Back in the early 19th century, whaling was a massive and dangerous industry. Whale oil was a precious commodity, used for oil lamps and soaps. The inherent risks and general hard labor required for expeditions meant that the sailors recruited were usually those who didn’t have many other options or were born into the job.
There’s an interesting story to be had in a whaler’s life, and that’s exactly what Herman Melville is looking for when he meets Thomas Nickerson, a man who spent his formative years hunting one particular whale.
His story begins with Owen Chase (Chris Hemsworth) heading out for one last whaling trip, ensuring that he and his very pregnant wife will have the money they need to live comfortably. His experience whaling makes him a valuable asset on any whaling ship, but because of his lowly status, he can’t be a captain. Instead he’s first mate on the Essex to George Pollard, a first time captain whose family has controlled a sizeable portion of the whaling industry for generations. The two are put immediately at odds with one another, but they’ve got a job to do and they’re going to see it through. Where’s Thomas Nickerson in all this? He’s a greenhorn on the Essex, a witness to Chase and Pollard’s battle of pride.
If that seems a little blasé to you, it’s because this kind of story has been played out a million times before and here is not much different. What sets In the Heart of the Sea apart is its setting. Ron Howard is an excellent director, and the shots of sailing, the open ocean, the whales, and even the hunt are all interesting and exciting to watch as standalone moments. This is a profession that rarely, if ever, gets the spotlight in movies, and seeing it all rendered in such high quality makes In the Heart of the Sea an interesting history lesson, if nothing else (at least for the first half of the movie).
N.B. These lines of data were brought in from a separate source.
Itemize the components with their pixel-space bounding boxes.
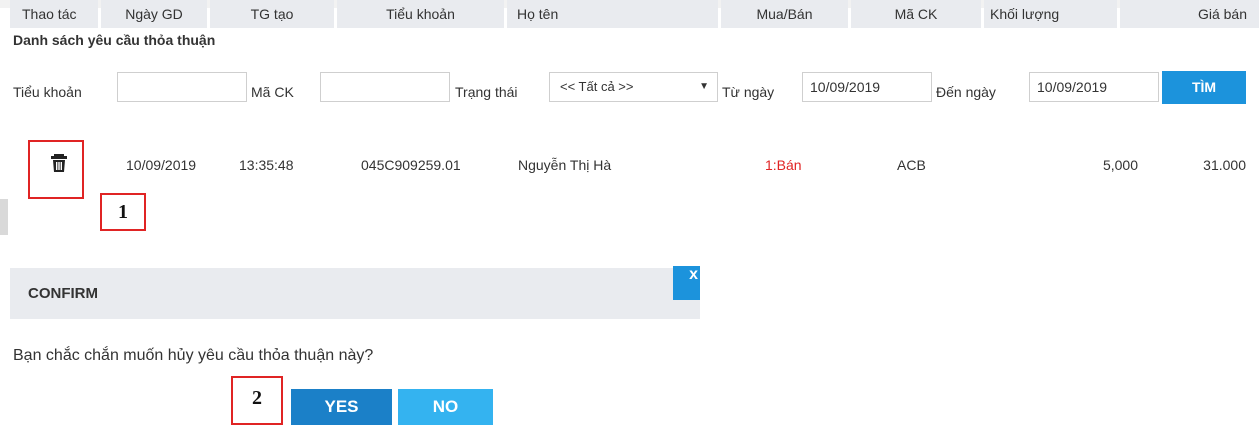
tieu-khoan-label: Tiểu khoản (13, 84, 82, 100)
yes-button[interactable]: YES (291, 389, 392, 425)
trang-thai-selected-value: << Tất cả >> (560, 79, 634, 94)
cell-ma-ck: ACB (897, 157, 926, 173)
left-edge-divider (0, 199, 8, 235)
trang-thai-select[interactable]: << Tất cả >> ▼ (549, 72, 718, 102)
dialog-message: Bạn chắc chắn muốn hủy yêu cầu thỏa thuậ… (13, 347, 374, 364)
trang-thai-label: Trạng thái (455, 84, 518, 100)
th-ngay-gd: Ngày GD (101, 0, 207, 28)
step1-highlight (28, 140, 84, 199)
th-mua-ban: Mua/Bán (721, 0, 848, 28)
cell-khoi-luong: 5,000 (1102, 157, 1138, 173)
step1-badge: 1 (100, 193, 146, 231)
dialog-title: CONFIRM (28, 285, 98, 302)
search-button[interactable]: TÌM (1162, 71, 1246, 104)
close-button[interactable]: x (673, 266, 700, 300)
th-khoi-luong: Khối lượng (984, 0, 1117, 28)
cell-tieu-khoan: 045C909259.01 (361, 157, 461, 173)
ma-ck-label: Mã CK (251, 84, 294, 100)
no-button[interactable]: NO (398, 389, 493, 425)
cell-mua-ban: 1:Bán (765, 157, 802, 173)
ma-ck-input[interactable] (320, 72, 450, 102)
tieu-khoan-input[interactable] (117, 72, 247, 102)
step2-badge: 2 (231, 376, 283, 425)
th-gia-ban: Giá bán (1120, 0, 1259, 28)
section-title: Danh sách yêu cầu thỏa thuận (13, 32, 216, 48)
cell-ngay-gd: 10/09/2019 (126, 157, 197, 173)
th-thao-tac: Thao tác (10, 0, 98, 28)
th-ho-ten: Họ tên (507, 0, 718, 28)
tu-ngay-input[interactable]: 10/09/2019 (802, 72, 932, 102)
th-ma-ck: Mã CK (851, 0, 981, 28)
dialog-header (10, 268, 700, 319)
tu-ngay-label: Từ ngày (722, 84, 775, 100)
cell-ho-ten: Nguyễn Thị Hà (518, 157, 612, 173)
th-tg-tao: TG tạo (210, 0, 334, 28)
den-ngay-label: Đến ngày (936, 84, 996, 100)
cell-gia-ban: 31.000 (1203, 157, 1246, 173)
cell-tg-tao: 13:35:48 (239, 157, 294, 173)
den-ngay-input[interactable]: 10/09/2019 (1029, 72, 1159, 102)
th-tieu-khoan: Tiểu khoản (337, 0, 504, 28)
caret-down-icon: ▼ (699, 81, 709, 92)
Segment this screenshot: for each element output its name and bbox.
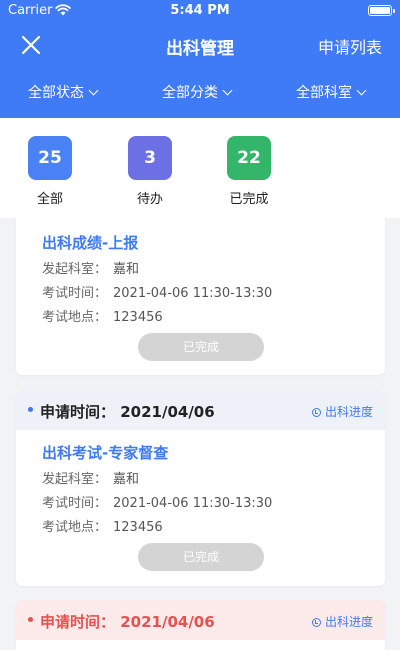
- stats-panel: 25 全部 3 待办 22 已完成: [0, 118, 400, 218]
- list-item[interactable]: 申请时间： 2021/04/06 出科进度: [16, 600, 385, 650]
- completed-button[interactable]: 已完成: [138, 543, 264, 571]
- chevron-down-icon: [356, 85, 367, 96]
- completed-button[interactable]: 已完成: [138, 333, 264, 361]
- application-list[interactable]: 出科成绩-上报 发起科室： 嘉和 考试时间： 2021-04-06 11:30-13…: [0, 218, 400, 650]
- card-row-department: 发起科室： 嘉和: [42, 262, 140, 277]
- nav-bar: 出科管理 申请列表: [0, 28, 400, 62]
- card-row-exam-location: 考试地点： 123456: [42, 310, 163, 325]
- filter-status-dropdown[interactable]: 全部状态: [28, 82, 99, 102]
- header: Carrier 5:44 PM 出科管理 申请列表 全部状态 全部分类 全部科室: [0, 0, 400, 118]
- clock: 5:44 PM: [170, 3, 230, 18]
- card-title[interactable]: 出科成绩-上报: [42, 232, 138, 253]
- progress-link[interactable]: 出科进度: [311, 613, 373, 630]
- filter-category-label: 全部分类: [162, 85, 218, 101]
- stat-all-label: 全部: [36, 192, 63, 207]
- progress-link[interactable]: 出科进度: [311, 403, 373, 420]
- stat-completed-label: 已完成: [229, 192, 269, 207]
- stat-completed[interactable]: 22 已完成: [219, 136, 279, 207]
- stat-pending-count: 3: [128, 136, 172, 180]
- chevron-down-icon: [88, 85, 99, 96]
- list-item[interactable]: 出科成绩-上报 发起科室： 嘉和 考试时间： 2021-04-06 11:30-13…: [16, 218, 385, 375]
- card-row-exam-location: 考试地点： 123456: [42, 520, 163, 535]
- filter-category-dropdown[interactable]: 全部分类: [162, 82, 233, 102]
- clock-icon: [311, 408, 321, 417]
- card-row-exam-time: 考试时间： 2021-04-06 11:30-13:30: [42, 496, 273, 511]
- apply-time: 申请时间： 2021/04/06: [40, 403, 215, 421]
- list-item[interactable]: 申请时间： 2021/04/06 出科进度 出科考试-专家督查 发起科室： 嘉和 …: [16, 390, 385, 586]
- apply-list-button[interactable]: 申请列表: [318, 34, 382, 58]
- card-header: 申请时间： 2021/04/06 出科进度: [16, 600, 385, 640]
- stat-all-count: 25: [28, 136, 72, 180]
- card-header: 申请时间： 2021/04/06 出科进度: [16, 390, 385, 430]
- stat-pending-label: 待办: [136, 192, 163, 207]
- filter-status-label: 全部状态: [28, 85, 84, 101]
- card-row-exam-time: 考试时间： 2021-04-06 11:30-13:30: [42, 286, 273, 301]
- stat-pending[interactable]: 3 待办: [120, 136, 180, 207]
- card-title[interactable]: 出科考试-专家督查: [42, 442, 168, 463]
- clock-icon: [311, 618, 321, 627]
- apply-time: 申请时间： 2021/04/06: [40, 613, 215, 631]
- status-dot: [28, 617, 33, 622]
- card-row-department: 发起科室： 嘉和: [42, 472, 140, 487]
- stat-all[interactable]: 25 全部: [20, 136, 80, 207]
- status-dot: [28, 407, 33, 412]
- filter-department-dropdown[interactable]: 全部科室: [296, 82, 367, 102]
- battery-icon: [368, 5, 395, 16]
- status-bar: Carrier 5:44 PM: [0, 0, 400, 22]
- filter-department-label: 全部科室: [296, 85, 352, 101]
- stat-completed-count: 22: [227, 136, 271, 180]
- filter-bar: 全部状态 全部分类 全部科室: [0, 80, 400, 106]
- chevron-down-icon: [222, 85, 233, 96]
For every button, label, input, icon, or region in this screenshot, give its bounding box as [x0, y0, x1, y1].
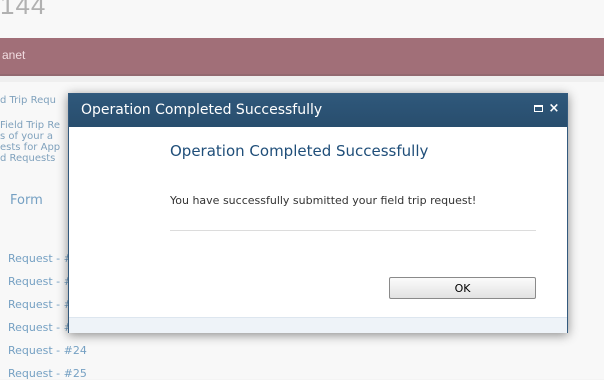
close-button[interactable]: × [547, 101, 561, 115]
dialog-message: You have successfully submitted your fie… [170, 194, 477, 207]
ok-button[interactable]: OK [389, 277, 536, 299]
dialog-heading: Operation Completed Successfully [170, 142, 429, 160]
dialog-title: Operation Completed Successfully [81, 102, 323, 118]
success-dialog: Operation Completed Successfully × Opera… [68, 93, 568, 333]
dialog-body: Operation Completed Successfully You hav… [69, 127, 567, 317]
dialog-header: Operation Completed Successfully × [69, 94, 567, 127]
maximize-button[interactable] [531, 101, 545, 115]
maximize-icon [533, 104, 543, 112]
close-icon: × [548, 100, 560, 116]
dialog-divider [170, 230, 536, 231]
dialog-footer [69, 317, 567, 333]
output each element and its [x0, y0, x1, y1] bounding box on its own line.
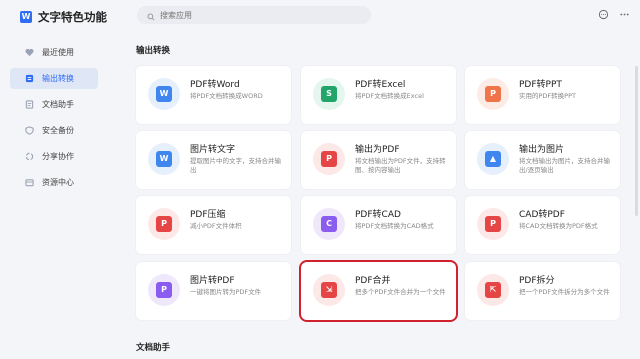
card-title: 输出为图片 — [519, 145, 565, 155]
tool-card[interactable]: ▲ 输出为图片将文档输出为图片，支持合并输出/逐页输出 — [465, 131, 620, 189]
card-icon-glyph: P — [485, 216, 501, 232]
app-brand: W 文字特色功能 — [20, 8, 107, 26]
sidebar-item-label: 输出转换 — [42, 74, 74, 83]
sidebar-item-label: 安全备份 — [42, 126, 74, 135]
card-title: 输出为PDF — [355, 145, 400, 155]
card-title: PDF压缩 — [190, 210, 226, 220]
card-description: 提取图片中的文字，支持合并输出 — [190, 157, 281, 174]
search-bar[interactable] — [137, 6, 371, 24]
app-logo-icon: W — [20, 11, 32, 23]
card-icon-glyph: ⇱ — [485, 282, 501, 298]
convert-icon — [25, 74, 34, 83]
card-description: 将PDF文档转换成Excel — [355, 92, 424, 100]
sidebar-item-convert[interactable]: 输出转换 — [10, 68, 98, 89]
pdf-merge-icon: ⇲ — [313, 274, 345, 306]
search-input[interactable] — [160, 10, 360, 20]
sidebar-item-security[interactable]: 安全备份 — [10, 120, 98, 141]
card-description: 把多个PDF文件合并为一个文件 — [355, 288, 446, 296]
card-description: 将PDF文档转换成WORD — [190, 92, 263, 100]
card-icon-glyph: P — [156, 282, 172, 298]
card-icon-glyph: C — [321, 216, 337, 232]
card-description: 把一个PDF文件拆分为多个文件 — [519, 288, 610, 296]
card-title: PDF转Excel — [355, 80, 406, 90]
heart-icon — [25, 48, 34, 57]
card-title: PDF转CAD — [355, 210, 401, 220]
pdf-compress-icon: P — [148, 208, 180, 240]
app-title: 文字特色功能 — [38, 10, 107, 24]
shield-icon — [25, 126, 34, 135]
document-icon — [25, 100, 34, 109]
card-description: 一键将图片转为PDF文件 — [190, 288, 262, 296]
card-title: PDF转PPT — [519, 80, 562, 90]
sidebar-item-recent[interactable]: 最近使用 — [10, 42, 98, 63]
image-to-pdf-icon: P — [148, 274, 180, 306]
more-icon[interactable] — [619, 9, 630, 20]
section-title-convert: 输出转换 — [136, 46, 171, 56]
export-pdf-icon: P — [313, 143, 345, 175]
card-description: 实用的PDF转换PPT — [519, 92, 576, 100]
card-icon-glyph: S — [321, 86, 337, 102]
chat-icon[interactable] — [598, 9, 609, 20]
card-title: CAD转PDF — [519, 210, 565, 220]
sidebar: W 文字特色功能 最近使用 输出转换 文档助手 安全备份 分享协作 资源中心 — [0, 0, 112, 359]
pdf-to-ppt-icon: P — [477, 78, 509, 110]
tool-card[interactable]: C PDF转CAD 将PDF文档转换为CAD格式 — [301, 196, 456, 254]
tool-card[interactable]: S PDF转Excel 将PDF文档转换成Excel — [301, 66, 456, 124]
tool-card[interactable]: P PDF转PPT 实用的PDF转换PPT — [465, 66, 620, 124]
section-title-document: 文档助手 — [136, 343, 171, 353]
pdf-split-icon: ⇱ — [477, 274, 509, 306]
cad-to-pdf-icon: P — [477, 208, 509, 240]
card-icon-glyph: P — [485, 86, 501, 102]
resource-icon — [25, 178, 34, 187]
top-toolbar — [598, 9, 630, 20]
sidebar-nav: 最近使用 输出转换 文档助手 安全备份 分享协作 资源中心 — [10, 42, 98, 198]
card-title: PDF拆分 — [519, 276, 555, 286]
card-icon-glyph: P — [156, 216, 172, 232]
main-content: 输出转换 W PDF转Word 将PDF文档转换成WORD S PDF转Excel 将PD… — [112, 30, 640, 359]
sidebar-item-label: 资源中心 — [42, 178, 74, 187]
card-icon-glyph: W — [156, 86, 172, 102]
card-description: 将PDF文档转换为CAD格式 — [355, 222, 434, 230]
card-description: 将文档输出为PDF文件，支持转图、按内容输出 — [355, 157, 446, 174]
tool-card[interactable]: P PDF压缩减小PDF文件体积 — [136, 196, 291, 254]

It’s a fascinating industry to be sure, but in no way does it lend its characters any sympathy. The fact that documentaries like Blackfish can so easily capture people’s attention and outrage means that a movie whose dramatic center is “whale poachers have their boat sunk” isn’t a drama that modern audiences are looking for. It’d be like if one of those wolf hunting helicopters went down in the forest and the survivors had to outrun a pack of hungry wolves. Odds are you care about the animal and not the hunter.
Which means that when the Essex invariably ends up in the cross hairs of a particularly vengeful whale, you’re on the whale’s side. And when the ship is sunk and the crew must somehow survive long enough to either find help or dry land before they die of thirst or starvation, it’s hard to care. It wouldn’t be impossible to find some way to empathize with the whalers. They are humans after all and their job isn’t much different from that of the crews on Deadliest Catch. But we’ve seen the cruelty of their job up close and beyond that, the characters don’t get much more development. So why should we care about these sailors stuck in the ocean when all we know of them is how much they want to harpoon whales to death? And if you’ve seen Life of Pi, you know pretty much everything they’re going to endure as they float endlessly on the water. Endlessly, because they spend what might well be the entire second half of the movie slowly withering in their life boats.
In the end, In the Heart of the Sea boasts some impressive visuals but can’t measure up with a lackluster story. The visuals of the great whale and the sailors emaciated bodies from spending weeks at sea are awe inspiring and horrifying respectively. Though there is clearly passion behind the production it doesn’t translate into a more compelling drama. If the life of a whaler is something that interests you then definitely seek this movie out. If you like movies about sailors and the open ocean you’ll get plenty of that here. But in terms of human drama you won’t get much more than you could find in a dozen other movies about desperate survival, at least two of which star Tom Hanks.
In the Heart of the Sea debuted Saturday, August 27. Catch on most of HBO’s platforms.